После обеда меня начало клонить в сон, к тому же мне надоело таращиться в экран ноутбука. Роуэну я пока не ответила. В моем романе по-прежнему было двадцать семь слов. Я закрыла ноутбук и поставила его на стол. Когда Кристофер был дома, я почти никогда не играла на гитаре, но, поскольку он все еще был в бессознательном состоянии, я достала инструмент, стряхнула с него пыль, проверила, не расстроен ли он, и начала наигрывать свои любимые аккорды: В7, Е7, Am, D7. Пальцам было немного больно, но я продолжала перебирать струны. В последний раз я играла еще до Рождества. А в субботу Боб наверняка в какой-то момент достанет гитару, и не хотелось бы оказаться совсем не в форме, если он предложит мне что-нибудь сыграть. Сам он был заядлым блюзменом и каждый день упражнялся в гаммах. Лично я никаких гамм играть не умела и аккорды любила куда больше, чем отдельные ноты. Мне нравилось практически полное отсутствие гармонии в переходе от Е7 к В7, а когда после до минора звучал соль-диез мажор, у меня всякий раз перехватывало дыхание.
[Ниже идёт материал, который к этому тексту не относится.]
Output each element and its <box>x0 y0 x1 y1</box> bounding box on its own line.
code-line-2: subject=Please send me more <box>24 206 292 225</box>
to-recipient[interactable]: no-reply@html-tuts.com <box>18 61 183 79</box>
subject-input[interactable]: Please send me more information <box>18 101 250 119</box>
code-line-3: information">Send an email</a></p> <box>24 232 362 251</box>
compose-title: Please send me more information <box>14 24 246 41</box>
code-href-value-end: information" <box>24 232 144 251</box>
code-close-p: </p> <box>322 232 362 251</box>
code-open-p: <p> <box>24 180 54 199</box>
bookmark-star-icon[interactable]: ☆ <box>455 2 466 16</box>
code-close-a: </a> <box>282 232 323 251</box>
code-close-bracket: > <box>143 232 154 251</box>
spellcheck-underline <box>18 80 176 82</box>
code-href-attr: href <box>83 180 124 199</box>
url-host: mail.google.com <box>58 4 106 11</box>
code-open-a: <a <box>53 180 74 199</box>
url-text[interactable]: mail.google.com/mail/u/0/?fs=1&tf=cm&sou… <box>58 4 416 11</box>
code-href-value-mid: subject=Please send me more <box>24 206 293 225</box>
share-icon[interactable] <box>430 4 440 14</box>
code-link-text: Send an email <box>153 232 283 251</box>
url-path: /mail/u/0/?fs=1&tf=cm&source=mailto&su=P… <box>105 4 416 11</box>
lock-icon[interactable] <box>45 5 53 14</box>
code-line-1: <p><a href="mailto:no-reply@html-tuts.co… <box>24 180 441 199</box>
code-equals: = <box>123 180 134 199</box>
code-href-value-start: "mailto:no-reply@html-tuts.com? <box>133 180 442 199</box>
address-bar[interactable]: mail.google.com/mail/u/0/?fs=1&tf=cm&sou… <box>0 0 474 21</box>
Почему-то с Джошем мы сыгрывались хорошо, а с Бобом — хуже. Джош и я, мы оба любили отбивать ритм: он — сознательно, а я — не задумываясь. Я играла на гитаре, а он — на барабанах: мы никогда не сбивались с ритма, и его не смущало, если я вдруг брала какой-нибудь неожиданный аккорд. Самым главным было друг от друга не отставать. Но Кристоферу не нравилось наше совместное музицирование, и вскоре мы перестали этим заниматься.